AACSB's senior vice president and chief officer for the Americas, Michael Wiemer, and Susan McTiernan, dean of the Gabelli School of Business at Roger Williams University, discuss the importance of championing diversity and inclusion in business schools and business.
Susan McTiernan: [00:16] I've always looked at the work that we've done in terms of gender and other types of diversity within AACSB as work that I've been fortunate to be part of.
[00:26] There are a number of very dedicated people within this organization and there have been historically who view diversity and inclusion as critically important factors for business schools and for AACSB.
[00:34] I attended this function just recently for new deans and I noticed that about 35 percent of the people in the room were women—which was very exciting—and I would estimate about 40 percent of the people in the room were from outside of the United States.
[00:53] Nelson Mandela had a saying that our chief diversity officer at Roger Williams University likes to use. I'm borrowing it from her. Probably not as well as she would deliver it. But he talked about how hard the work is until it's done.
[01:09] We continue to make progress and it's great to see the proof of that progress in something like the New Deans' learning community meeting with such a diverse group of attendees.
Michael Wiemer: [01:20] We're very fortunate to have you visibly leading and supporting these efforts. They're significant, and we will continue. In engagement of students, how can business schools engage students in diversity and inclusion efforts?
[01:33] Ultimately to help to prepare them to be leaders of change in today's workforce but perhaps, more importantly, in workforce or workplace of tomorrow.
McTiernan: [01:42] I think as we have seen a change and an evolution of the appreciation for diversity and inclusion in our organizations—like AACSB—and within our business schools and our universities. We've also seen that among our student bodies.
[01:58] They're not, at least in my experience as dean of the Gabelli School at Roger Williams, such that I am happy with our level of diversity. We have a lot more work to do as far as that goes. But I think we're moving in the right direction. I think our students come to us now with an appreciation for how important that is, more so than even five or six or seven years ago.
[02:22] I don't know to what I would attribute that specifically, but I think on a fundamental level diversity and inclusion is good business. We all are working in more and more diverse teams and more and more diverse environments.
[02:38] It's important for us to be able to interact with people who don't come from the same backgrounds as we do and be able to meet them where they are and understand where they've been and really be able to form effective teams in doing that. I think our students come to us with a different sense of appreciation than they have in the past. We try to build on that.
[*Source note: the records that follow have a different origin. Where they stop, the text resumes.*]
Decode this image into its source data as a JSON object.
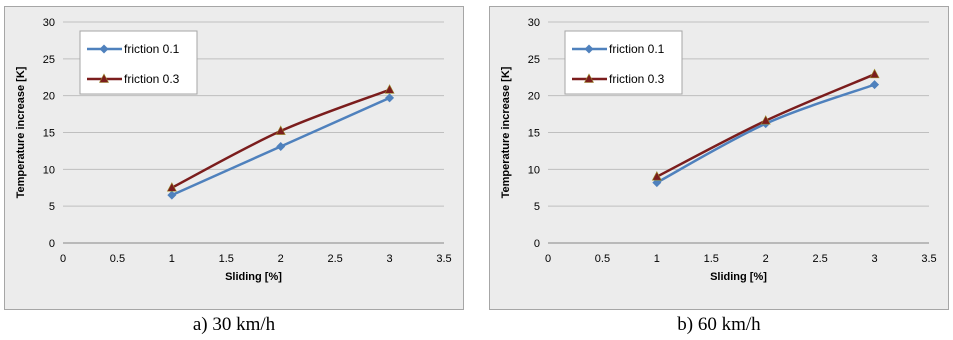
{
  "chart_data": [
    {
      "type": "line",
      "caption": "a) 30 km/h",
      "xlabel": "Sliding [%]",
      "ylabel": "Temperature increase [K]",
      "xlim": [
        0,
        3.5
      ],
      "ylim": [
        0,
        30
      ],
      "xticks": [
        "0",
        "0.5",
        "1",
        "1.5",
        "2",
        "2.5",
        "3",
        "3.5"
      ],
      "yticks": [
        "0",
        "5",
        "10",
        "15",
        "20",
        "25",
        "30"
      ],
      "grid": "horizontal",
      "legend": "top-left",
      "x": [
        1,
        2,
        3
      ],
      "series": [
        {
          "name": "friction 0.1",
          "values": [
            6.5,
            13.1,
            19.7
          ],
          "color": "#4f81bd",
          "marker": "diamond"
        },
        {
          "name": "friction 0.3",
          "values": [
            7.5,
            15.2,
            20.8
          ],
          "color": "#7b1d1d",
          "marker": "triangle"
        }
      ]
    },
    {
      "type": "line",
      "caption": "b)  60 km/h",
      "xlabel": "Sliding [%]",
      "ylabel": "Temperature increase [K]",
      "xlim": [
        0,
        3.5
      ],
      "ylim": [
        0,
        30
      ],
      "xticks": [
        "0",
        "0.5",
        "1",
        "1.5",
        "2",
        "2.5",
        "3",
        "3.5"
      ],
      "yticks": [
        "0",
        "5",
        "10",
        "15",
        "20",
        "25",
        "30"
      ],
      "grid": "horizontal",
      "legend": "top-left",
      "x": [
        1,
        2,
        3
      ],
      "series": [
        {
          "name": "friction 0.1",
          "values": [
            8.2,
            16.2,
            21.5
          ],
          "color": "#4f81bd",
          "marker": "diamond"
        },
        {
          "name": "friction 0.3",
          "values": [
            9.0,
            16.6,
            22.9
          ],
          "color": "#7b1d1d",
          "marker": "triangle"
        }
      ]
    }
  ]
}
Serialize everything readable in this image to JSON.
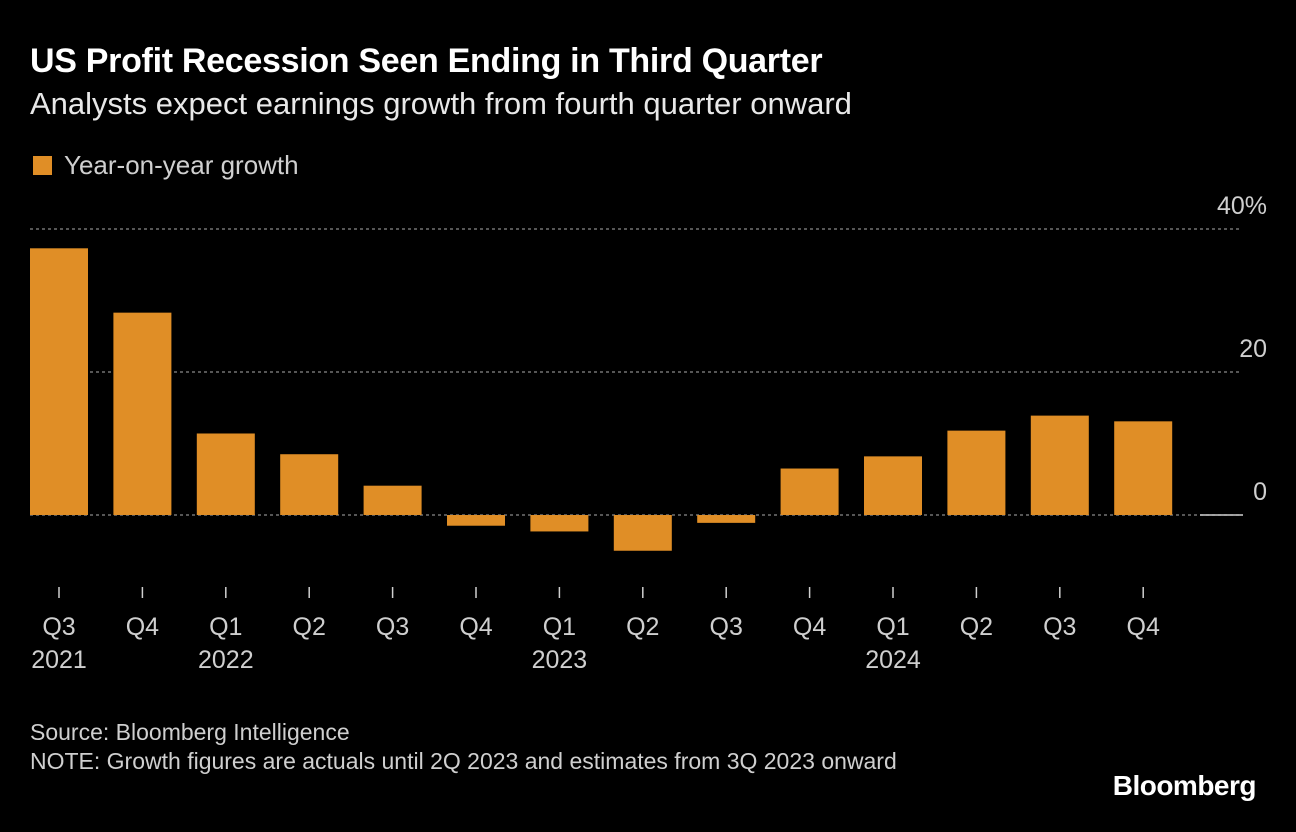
{
  "header": {
    "title": "US Profit Recession Seen Ending in Third Quarter",
    "subtitle": "Analysts expect earnings growth from fourth quarter onward"
  },
  "legend": {
    "label": "Year-on-year growth",
    "color": "#e08e26"
  },
  "footer": {
    "source": "Source: Bloomberg Intelligence",
    "note": "NOTE: Growth figures are actuals until 2Q 2023 and estimates from 3Q 2023 onward"
  },
  "brand": "Bloomberg",
  "chart_data": {
    "type": "bar",
    "categories": [
      "Q3",
      "Q4",
      "Q1",
      "Q2",
      "Q3",
      "Q4",
      "Q1",
      "Q2",
      "Q3",
      "Q4",
      "Q1",
      "Q2",
      "Q3",
      "Q4"
    ],
    "year_labels": [
      "2021",
      "",
      "2022",
      "",
      "",
      "",
      "2023",
      "",
      "",
      "",
      "2024",
      "",
      "",
      ""
    ],
    "series": [
      {
        "name": "Year-on-year growth",
        "values": [
          37.3,
          28.3,
          11.4,
          8.5,
          4.1,
          -1.5,
          -2.3,
          -5.0,
          -1.1,
          6.5,
          8.2,
          11.8,
          13.9,
          13.1
        ]
      }
    ],
    "ylim": [
      -7,
      40
    ],
    "yticks": [
      0,
      20,
      40
    ],
    "ytick_labels": [
      "0",
      "20",
      "40%"
    ],
    "grid": true,
    "legend_position": "top-left"
  }
}
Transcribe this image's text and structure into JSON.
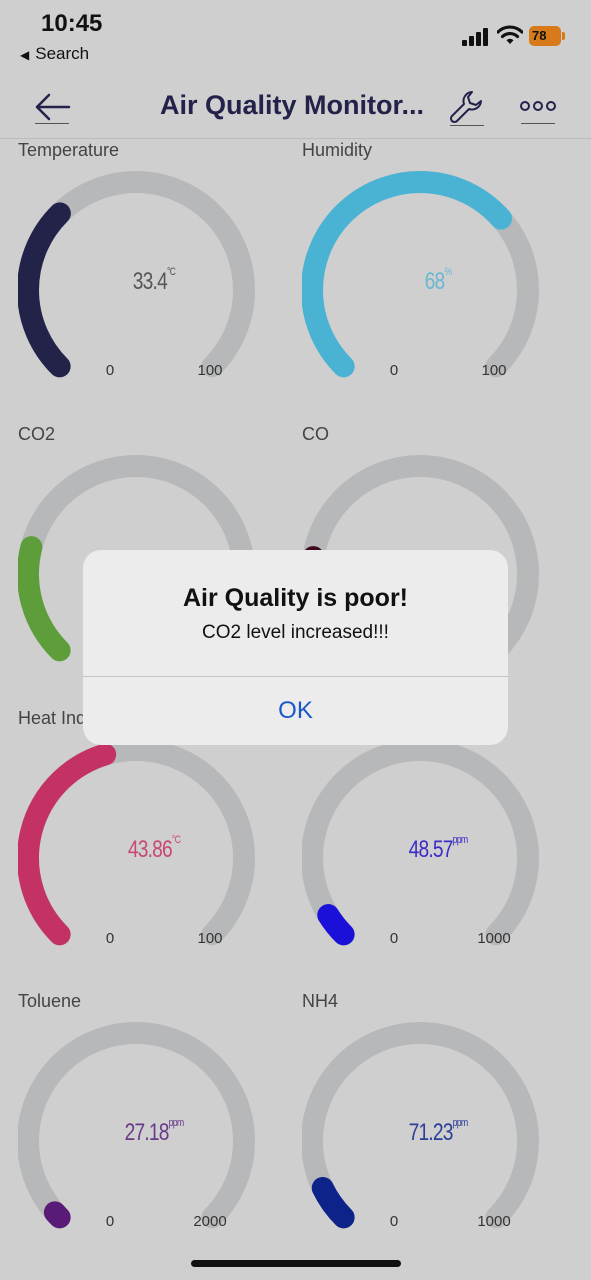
{
  "status_bar": {
    "time": "10:45",
    "back_label": "Search",
    "battery": "78"
  },
  "nav": {
    "title": "Air Quality Monitor..."
  },
  "colors": {
    "track": "#b7b8ba",
    "dialog_ok": "#1a57c9"
  },
  "gauges": [
    {
      "label": "Temperature",
      "value": "33.4",
      "unit": "°C",
      "min": "0",
      "max": "100",
      "fraction": 0.334,
      "color": "#23234a",
      "text_color": "#555"
    },
    {
      "label": "Humidity",
      "value": "68",
      "unit": "%",
      "min": "0",
      "max": "100",
      "fraction": 0.68,
      "color": "#4ab3d4",
      "text_color": "#6ab8cf"
    },
    {
      "label": "CO2",
      "value": "",
      "unit": "",
      "min": "",
      "max": "",
      "fraction": 0.22,
      "color": "#5e9e3a",
      "text_color": "#555"
    },
    {
      "label": "CO",
      "value": "",
      "unit": "",
      "min": "",
      "max": "",
      "fraction": 0.2,
      "color": "#3e0a1e",
      "text_color": "#555"
    },
    {
      "label": "Heat Index",
      "value": "43.86",
      "unit": "°C",
      "min": "0",
      "max": "100",
      "fraction": 0.4386,
      "color": "#c43265",
      "text_color": "#c84873"
    },
    {
      "label": "",
      "value": "48.57",
      "unit": "ppm",
      "min": "0",
      "max": "1000",
      "fraction": 0.04857,
      "color": "#1a10d8",
      "text_color": "#3a2cc4"
    },
    {
      "label": "Toluene",
      "value": "27.18",
      "unit": "ppm",
      "min": "0",
      "max": "2000",
      "fraction": 0.01359,
      "color": "#5a1a78",
      "text_color": "#6a3a8a"
    },
    {
      "label": "NH4",
      "value": "71.23",
      "unit": "ppm",
      "min": "0",
      "max": "1000",
      "fraction": 0.07123,
      "color": "#0e238a",
      "text_color": "#2a3e9a"
    }
  ],
  "dialog": {
    "title": "Air Quality is poor!",
    "message": "CO2 level increased!!!",
    "ok_label": "OK"
  }
}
[03:00] We have some efforts underway at our university, at Roger Williams University, that I am just very pleased to be part of. It's a major diversity and inclusion effort which we have gone to great lengths to make sure that students are involved in.
[03:16] It's been great to be witness to that student involvement and how meaningful that is for the students and the ownership that they're taking of that effort at our institution, both at the university and the business school level. We are emphasizing that more and more.
[03:32] We now have a lean in circle at the Gabelli School to encourage women to have a forum for discussion of their challenges as business students. We're in the process of starting a couple of other organizations for different affinity groups within the business school that we hope are going to help in our own individual diversity efforts.
[03:51] I know there are a number of schools who are doing some very exciting things in this area. We all want to do it, we need to do it, and there's a lot of passion out there about doing it and doing it right and doing it successfully.
Filmed February 2018 on site at AACSB's annual Deans Conference in Las Vegas, Nevada, USA.